On ne peut oublier qu'un assez grand nombre de missionnaires sont morts dans
des tortures effroyables et que d'autres ont montré un amour de la science et
des hommes qui contraste avec l'égoïsme et la mauvaise foi des prêtres
ordinaires. Mais pourquoi faut-il que derrière leur silhouette apparaisse
presque toujours celle des soldats européens ; c'est la guerre et non la paix
qu'annoncent les messagers de l'Évangile. Les persécutions de Tu-Duc contre les
missionnaires servirent de prétexte à la France pour s'installer en
Cochinchine. Et, si les Chinois détestent foncièrement les chrétiens, ce n'est
certes pas sans raison, tant les peuples occidentaux ont molesté l'Empire
Céleste sous le couvert des intérêts catholiques ou protestants. De même, soi-disant
pour sauvegarder l'indépendance des chrétiens, les grandes puissances européennes
sont fréquemment intervenues dans l'administration intérieure de la Turquie ;
sans Mustapha-Kemal, elles auraient continué indéfiniment. Avec une hypocrisie,
bien caractéristique de la mentalité actuelle, les nations dites civilisées ont,
d'ailleurs, pris l'habitude d'appeler « missions militaires » les envois de
troupes qu'elles effectuent sans déclaration de guerre officielle, les
expéditions destinées à châtier des tribus rebelles ou à soumettre des contrées
jusque-là indépendantes. Ce vocable euphémique fait oublier aux citoyens d'Europe
ou d'Amérique que la ruse, l'injustice et la cruauté sont à la base des
entreprises coloniales et des impérialismes contemporains. Quant aux missions
scientifiques, qui tendent à faire progresser le savoir humain, nous les
approuvons volontiers, à condition bien entendu qu'elles ne camouflent pas des
visées nationalistes inavouées.

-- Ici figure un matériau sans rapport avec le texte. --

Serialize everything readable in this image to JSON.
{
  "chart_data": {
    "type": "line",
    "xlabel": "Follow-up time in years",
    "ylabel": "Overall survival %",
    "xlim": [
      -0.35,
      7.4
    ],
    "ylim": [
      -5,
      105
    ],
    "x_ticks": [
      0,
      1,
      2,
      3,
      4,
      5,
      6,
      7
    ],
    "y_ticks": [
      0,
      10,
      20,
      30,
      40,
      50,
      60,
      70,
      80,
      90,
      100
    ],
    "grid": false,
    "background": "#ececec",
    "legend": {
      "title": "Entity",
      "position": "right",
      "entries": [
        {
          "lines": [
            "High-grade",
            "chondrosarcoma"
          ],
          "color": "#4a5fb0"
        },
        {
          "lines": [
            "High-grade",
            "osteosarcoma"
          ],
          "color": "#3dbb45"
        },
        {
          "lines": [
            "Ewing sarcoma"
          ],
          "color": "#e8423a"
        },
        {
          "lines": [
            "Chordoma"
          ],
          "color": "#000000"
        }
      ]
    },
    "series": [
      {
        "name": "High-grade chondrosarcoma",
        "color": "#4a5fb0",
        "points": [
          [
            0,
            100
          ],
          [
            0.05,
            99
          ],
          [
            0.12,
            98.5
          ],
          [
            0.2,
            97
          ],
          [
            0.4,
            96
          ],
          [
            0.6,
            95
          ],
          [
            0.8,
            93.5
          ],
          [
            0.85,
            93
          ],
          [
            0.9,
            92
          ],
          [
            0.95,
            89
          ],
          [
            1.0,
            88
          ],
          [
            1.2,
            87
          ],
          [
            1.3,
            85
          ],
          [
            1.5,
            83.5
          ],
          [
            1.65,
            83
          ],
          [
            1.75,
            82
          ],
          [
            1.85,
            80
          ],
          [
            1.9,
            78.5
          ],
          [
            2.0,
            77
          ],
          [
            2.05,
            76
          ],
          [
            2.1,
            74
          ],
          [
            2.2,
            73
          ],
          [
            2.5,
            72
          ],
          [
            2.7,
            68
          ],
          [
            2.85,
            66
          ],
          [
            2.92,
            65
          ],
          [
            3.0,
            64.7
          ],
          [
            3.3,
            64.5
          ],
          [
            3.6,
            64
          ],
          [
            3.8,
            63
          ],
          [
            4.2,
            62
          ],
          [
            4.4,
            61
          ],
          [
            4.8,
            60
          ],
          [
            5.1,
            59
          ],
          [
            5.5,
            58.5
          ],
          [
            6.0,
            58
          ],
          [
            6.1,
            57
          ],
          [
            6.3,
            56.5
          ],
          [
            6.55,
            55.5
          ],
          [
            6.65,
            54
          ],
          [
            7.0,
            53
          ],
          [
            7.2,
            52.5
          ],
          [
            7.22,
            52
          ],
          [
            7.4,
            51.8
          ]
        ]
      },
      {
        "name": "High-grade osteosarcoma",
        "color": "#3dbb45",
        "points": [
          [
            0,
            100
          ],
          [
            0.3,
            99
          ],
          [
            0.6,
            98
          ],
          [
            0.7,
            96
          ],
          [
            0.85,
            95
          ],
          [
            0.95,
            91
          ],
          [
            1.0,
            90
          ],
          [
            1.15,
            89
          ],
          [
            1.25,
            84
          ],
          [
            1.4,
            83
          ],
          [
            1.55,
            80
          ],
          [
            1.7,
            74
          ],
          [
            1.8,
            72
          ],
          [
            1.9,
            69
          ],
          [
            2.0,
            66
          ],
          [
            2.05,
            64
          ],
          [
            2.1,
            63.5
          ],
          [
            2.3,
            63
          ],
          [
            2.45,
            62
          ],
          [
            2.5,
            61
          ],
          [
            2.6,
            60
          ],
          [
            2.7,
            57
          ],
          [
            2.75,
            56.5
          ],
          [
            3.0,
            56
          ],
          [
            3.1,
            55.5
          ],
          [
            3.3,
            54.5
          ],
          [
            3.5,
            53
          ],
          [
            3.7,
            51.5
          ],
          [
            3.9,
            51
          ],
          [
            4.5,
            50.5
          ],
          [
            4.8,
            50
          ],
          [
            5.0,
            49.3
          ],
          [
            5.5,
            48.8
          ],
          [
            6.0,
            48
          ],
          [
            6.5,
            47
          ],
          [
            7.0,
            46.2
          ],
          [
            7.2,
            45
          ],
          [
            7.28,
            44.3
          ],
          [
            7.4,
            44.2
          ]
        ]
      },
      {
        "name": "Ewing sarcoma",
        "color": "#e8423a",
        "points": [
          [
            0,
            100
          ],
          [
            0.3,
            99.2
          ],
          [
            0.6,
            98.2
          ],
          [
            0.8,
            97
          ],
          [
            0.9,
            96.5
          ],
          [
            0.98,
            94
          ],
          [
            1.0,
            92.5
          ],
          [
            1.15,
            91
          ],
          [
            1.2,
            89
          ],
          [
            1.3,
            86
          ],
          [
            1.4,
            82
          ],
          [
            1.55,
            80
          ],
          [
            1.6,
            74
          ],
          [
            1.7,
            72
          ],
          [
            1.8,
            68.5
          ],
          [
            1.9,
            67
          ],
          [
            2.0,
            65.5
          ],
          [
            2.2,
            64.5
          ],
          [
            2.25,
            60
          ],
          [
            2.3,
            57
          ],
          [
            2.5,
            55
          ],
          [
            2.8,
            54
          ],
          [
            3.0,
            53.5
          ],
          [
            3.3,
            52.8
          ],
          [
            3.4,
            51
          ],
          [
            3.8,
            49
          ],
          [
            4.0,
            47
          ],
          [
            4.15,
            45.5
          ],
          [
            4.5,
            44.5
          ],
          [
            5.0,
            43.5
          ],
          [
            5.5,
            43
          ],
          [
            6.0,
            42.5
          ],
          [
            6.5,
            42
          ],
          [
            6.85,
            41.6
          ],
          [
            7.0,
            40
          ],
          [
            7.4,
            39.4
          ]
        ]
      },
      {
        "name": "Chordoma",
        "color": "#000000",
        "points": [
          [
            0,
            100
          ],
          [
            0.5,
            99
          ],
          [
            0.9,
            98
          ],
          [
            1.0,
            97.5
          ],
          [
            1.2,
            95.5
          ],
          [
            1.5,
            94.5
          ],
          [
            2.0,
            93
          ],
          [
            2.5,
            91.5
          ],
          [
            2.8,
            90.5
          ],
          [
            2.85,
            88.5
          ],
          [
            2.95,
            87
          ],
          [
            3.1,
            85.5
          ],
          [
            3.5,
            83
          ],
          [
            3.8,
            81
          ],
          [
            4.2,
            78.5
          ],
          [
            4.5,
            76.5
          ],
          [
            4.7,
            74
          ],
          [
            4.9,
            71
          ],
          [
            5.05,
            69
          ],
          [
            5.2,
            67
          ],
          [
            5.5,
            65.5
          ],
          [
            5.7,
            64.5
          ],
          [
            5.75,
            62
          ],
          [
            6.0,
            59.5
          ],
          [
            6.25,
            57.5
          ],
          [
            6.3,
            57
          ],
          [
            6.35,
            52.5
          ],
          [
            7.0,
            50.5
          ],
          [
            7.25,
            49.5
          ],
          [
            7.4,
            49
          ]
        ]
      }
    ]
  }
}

Mais alors, sauf l'idée de voyage en terre
lointaine, elles n'ont rien de commun avec les missions religieuses ou militaires
; seuls les caprices du langage ont pu les réunir sous un vocable commun. Si
Marco Polo, au XIIIème siècle, ne se désintéressait pas du commerce, ses voyages
contribuèrent néanmoins au progrès de la navigation et de la géographie. Nous
ne pouvons rappeler tous les explorateurs qui l'ont suivi, parfois simples aventuriers,
parfois aussi animés des intentions les meilleures. L'histoire de ces missions
se confond avec celle de la découverte du globe et du progrès scientifique.
– L. BARBEDETTE.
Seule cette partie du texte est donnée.